Antes de llegar a la solución del Medio Planeta, E.O. Wilson empezó pidiendo que se protegiera el diez por ciento de la Tierra. Ahora es la mitad. Viene a ser su legado tras una larga vida dedicada al estudio de la biodiversidad. Y es una solución que a mí me gusta, aunque hay quienes se oponen a ella porque dicen que así no puede darse un desarrollo sostenible. Pero cuando uno analiza las tendencias, comprueba que la población, cada vez más, y a medida que crece, tiende a concentrarse en grandes ciudades.

Algunos informes dicen que más de 80% de la población global vivirá en ciudades en 2050…

En efecto, y eso deja mucho espacio. Un espacio que tenemos la oportunidad de liberar para la conservación, y por consiguiente, para que la naturaleza nos sirva de inspiración, para el ocio y como fuente de salud mental.

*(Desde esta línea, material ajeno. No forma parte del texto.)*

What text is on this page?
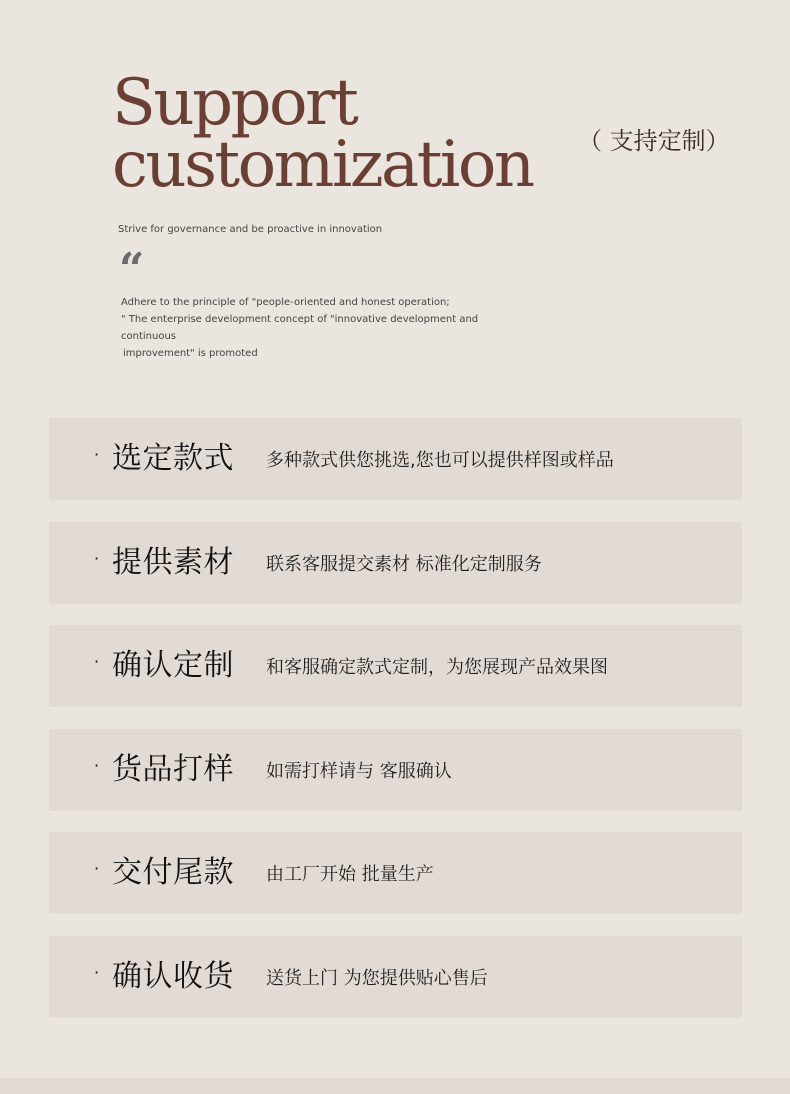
Support
customization	（ 支持定制）
Strive for governance and be proactive in innovation
“
Adhere to the principle of "people-oriented and honest operation;
" The enterprise development concept of "innovative development and continuous
improvement" is promoted
· 选定款式 多种款式供您挑选,您也可以提供样图或样品
· 提供素材 联系客服提交素材 标准化定制服务
· 确认定制 和客服确定款式定制，为您展现产品效果图
· 货品打样 如需打样请与 客服确认
· 交付尾款 由工厂开始 批量生产
· 确认收货 送货上门 为您提供贴心售后
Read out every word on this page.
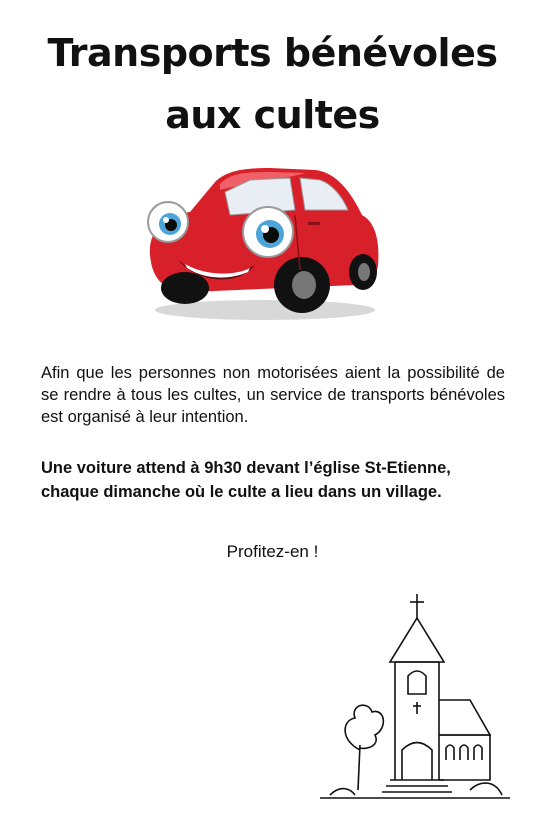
Transports bénévoles
aux cultes
Afin que les personnes non motorisées aient la possibilité de se rendre à tous les cultes, un service de transports bénévoles est organisé à leur intention.
Une voiture attend à 9h30 devant l’église St-Etienne, chaque dimanche où le culte a lieu dans un village.
Profitez-en !
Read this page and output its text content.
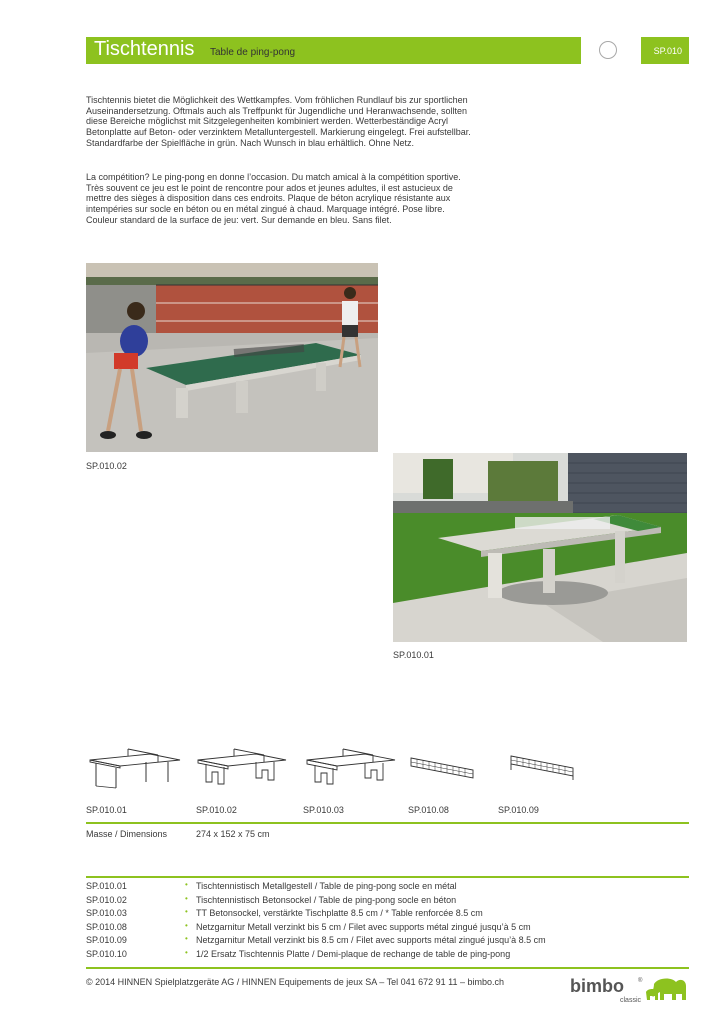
Tischtennis Table de ping-pong	SP.010

Tischtennis bietet die Möglichkeit des Wettkampfes. Vom fröhlichen Rundlauf bis zur sportlichen Auseinandersetzung. Oftmals auch als Treffpunkt für Jugendliche und Heranwachsende, sollten diese Bereiche möglichst mit Sitzgelegenheiten kombiniert werden. Wetterbeständige Acryl Betonplatte auf Beton- oder verzinktem Metalluntergestell. Markierung eingelegt. Frei aufstellbar. Standardfarbe der Spielfläche in grün. Nach Wunsch in blau erhältlich. Ohne Netz.

La compétition? Le ping-pong en donne l’occasion. Du match amical à la compétition sportive. Très souvent ce jeu est le point de rencontre pour ados et jeunes adultes, il est astucieux de mettre des sièges à disposition dans ces endroits. Plaque de béton acrylique résistante aux intempéries sur socle en béton ou en métal zingué à chaud. Marquage intégré. Pose libre. Couleur standard de la surface de jeu: vert. Sur demande en bleu. Sans filet.

SP.010.02
SP.010.01
SP.010.01	SP.010.02	SP.010.03	SP.010.08	SP.010.09
Masse / Dimensions	274 x 152 x 75 cm
SP.010.01	• Tischtennistisch Metallgestell / Table de ping-pong socle en métal
SP.010.02	• Tischtennistisch Betonsockel / Table de ping-pong socle en béton
SP.010.03	• TT Betonsockel, verstärkte Tischplatte 8.5 cm / * Table renforcée 8.5 cm
SP.010.08	• Netzgarnitur Metall verzinkt bis 5 cm / Filet avec supports métal zingué jusqu’à 5 cm
SP.010.09	• Netzgarnitur Metall verzinkt bis 8.5 cm / Filet avec supports métal zingué jusqu’à 8.5 cm
SP.010.10	• 1/2 Ersatz Tischtennis Platte / Demi-plaque de rechange de table de ping-pong
© 2014 HINNEN Spielplatzgeräte AG / HINNEN Equipements de jeux SA – Tel 041 672 91 11 – bimbo.ch	bimbo ®
classic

El problema es que los costes de producción agraria son inferiores en los Trópicos, y eso conlleva que las áreas con mayor diversidad estén siendo diezmadas. En cambio ‒a diferencia de Brasil, donde la floresta virgen es sacrificada en favor de la agricultura‒, aquí sucede lo contrario: las zonas que antes fueron agrarias están siendo recuperadas por la naturaleza.

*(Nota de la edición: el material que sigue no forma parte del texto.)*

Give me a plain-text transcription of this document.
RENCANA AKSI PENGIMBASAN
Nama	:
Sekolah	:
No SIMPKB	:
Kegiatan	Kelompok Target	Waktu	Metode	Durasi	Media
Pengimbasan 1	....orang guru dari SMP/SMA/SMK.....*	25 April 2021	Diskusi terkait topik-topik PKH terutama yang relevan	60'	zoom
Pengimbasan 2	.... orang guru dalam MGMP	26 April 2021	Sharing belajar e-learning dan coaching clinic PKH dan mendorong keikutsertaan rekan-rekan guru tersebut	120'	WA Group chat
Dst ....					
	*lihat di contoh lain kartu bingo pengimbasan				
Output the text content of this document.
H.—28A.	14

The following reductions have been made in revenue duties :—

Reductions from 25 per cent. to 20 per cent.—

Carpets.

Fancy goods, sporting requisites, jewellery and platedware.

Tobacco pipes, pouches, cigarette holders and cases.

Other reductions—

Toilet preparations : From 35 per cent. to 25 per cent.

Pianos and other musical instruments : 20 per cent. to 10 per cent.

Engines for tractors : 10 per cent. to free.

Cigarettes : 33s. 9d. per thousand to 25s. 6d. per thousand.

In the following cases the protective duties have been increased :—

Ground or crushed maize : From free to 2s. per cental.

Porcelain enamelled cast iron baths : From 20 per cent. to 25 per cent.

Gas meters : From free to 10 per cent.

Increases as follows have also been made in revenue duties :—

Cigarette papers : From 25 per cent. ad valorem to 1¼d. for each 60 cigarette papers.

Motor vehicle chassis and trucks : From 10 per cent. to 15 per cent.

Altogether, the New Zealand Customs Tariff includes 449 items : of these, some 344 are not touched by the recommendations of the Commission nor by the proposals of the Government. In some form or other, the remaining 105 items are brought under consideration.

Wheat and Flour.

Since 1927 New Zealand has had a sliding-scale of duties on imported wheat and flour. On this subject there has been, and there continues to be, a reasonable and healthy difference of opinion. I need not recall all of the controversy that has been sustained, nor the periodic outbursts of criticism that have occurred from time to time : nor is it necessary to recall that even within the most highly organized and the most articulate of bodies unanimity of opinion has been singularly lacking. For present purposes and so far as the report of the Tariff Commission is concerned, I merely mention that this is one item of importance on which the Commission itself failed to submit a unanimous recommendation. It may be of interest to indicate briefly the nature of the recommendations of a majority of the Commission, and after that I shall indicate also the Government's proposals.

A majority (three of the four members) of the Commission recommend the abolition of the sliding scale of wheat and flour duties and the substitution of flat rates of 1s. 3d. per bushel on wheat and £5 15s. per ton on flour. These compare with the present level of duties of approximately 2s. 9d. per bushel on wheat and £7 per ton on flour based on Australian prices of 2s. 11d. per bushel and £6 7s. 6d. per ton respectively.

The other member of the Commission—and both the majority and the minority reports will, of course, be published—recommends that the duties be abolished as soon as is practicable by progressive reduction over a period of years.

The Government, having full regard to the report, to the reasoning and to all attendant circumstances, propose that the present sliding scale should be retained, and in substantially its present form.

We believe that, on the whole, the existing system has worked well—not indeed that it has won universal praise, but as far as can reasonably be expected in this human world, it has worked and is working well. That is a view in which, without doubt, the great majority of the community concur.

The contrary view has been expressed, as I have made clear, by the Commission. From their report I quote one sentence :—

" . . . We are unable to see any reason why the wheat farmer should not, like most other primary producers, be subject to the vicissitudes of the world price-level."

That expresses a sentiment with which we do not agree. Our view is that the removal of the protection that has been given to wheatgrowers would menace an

Imagen superior: ciudad sostenible del futuro, proyectada en Liuzhou, provincia de Guangxi, China © Stefano Boeri Architetti,

Hay divulgadores, por ejemplo David Attenborough, que tras una etapa de prudencia o escepticismo, han comenzado a informar al gran público acerca de las evidencias del impacto humano en la salud del planeta. Attenborough insiste en el riesgo que supone el incremento ilimitado de la población, teniendo en cuenta el consumo per cápita, la utilización creciente de los recursos naturales y el aumento de la contaminación.

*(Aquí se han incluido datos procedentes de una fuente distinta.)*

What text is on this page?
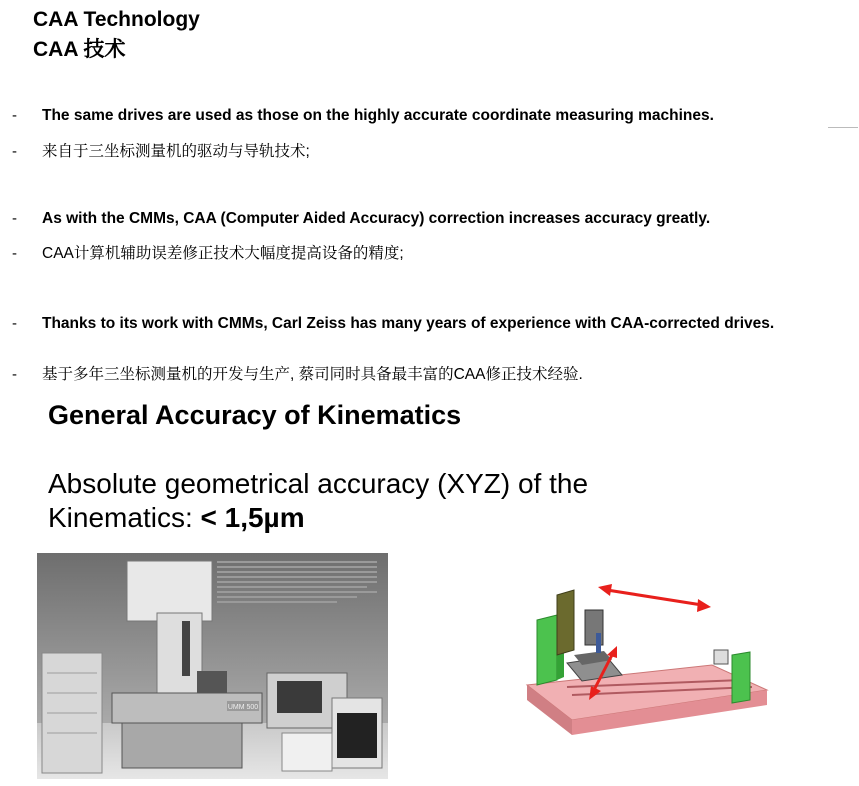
CAA Technology
CAA 技术
- The same drives are used as those on the highly accurate coordinate measuring machines.
- 来自于三坐标测量机的驱动与导轨技术;
- As with the CMMs, CAA (Computer Aided Accuracy) correction increases accuracy greatly.
- CAA计算机辅助误差修正技术大幅度提高设备的精度;
- Thanks to its work with CMMs, Carl Zeiss has many years of experience with CAA-corrected drives.
- 基于多年三坐标测量机的开发与生产, 蔡司同时具备最丰富的CAA修正技术经验.
General Accuracy of Kinematics
Absolute geometrical accuracy (XYZ) of the
Kinematics: < 1,5µm
UMM 500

El problema de la superpoblación es un tema social y político. Si lo miramos bajo un prisma científico, está claro lo que sería preferible: reducir el número de habitantes. Pero obviamente, se trata de un asunto con muchas aristas. En los países democráticos resultaría escandalosa una medida como la que se planteó en China, con la política de hijo único. Esto es algo que nos privaría de nuestra libertad. Por otro lado, cada país tiene un contexto diferente. En España la población ha envejecido, y por consiguiente, podríamos pensar que lo más razonable sería la entrada de habitantes desde otros países, a través de la emigración. Por desgracia, tampoco eso es tan sencillo.

Tenemos más información, ciertamente, pero no estamos preparados para gestionar el problema demográfico a escala global. En el fondo, somos seres gregarios y esta cualidad no variado mucho desde la prehistoria. Por otra parte, el riesgo de enfermedades infecciosas va aumentando con el cambio climático. Quizá finalmente surja un mecanismo regulador trágico, como una plaga. Sin ir más lejos, es lo que llegó a pensarse cuando se conocieron las mutaciones del virus de la gripe aviar.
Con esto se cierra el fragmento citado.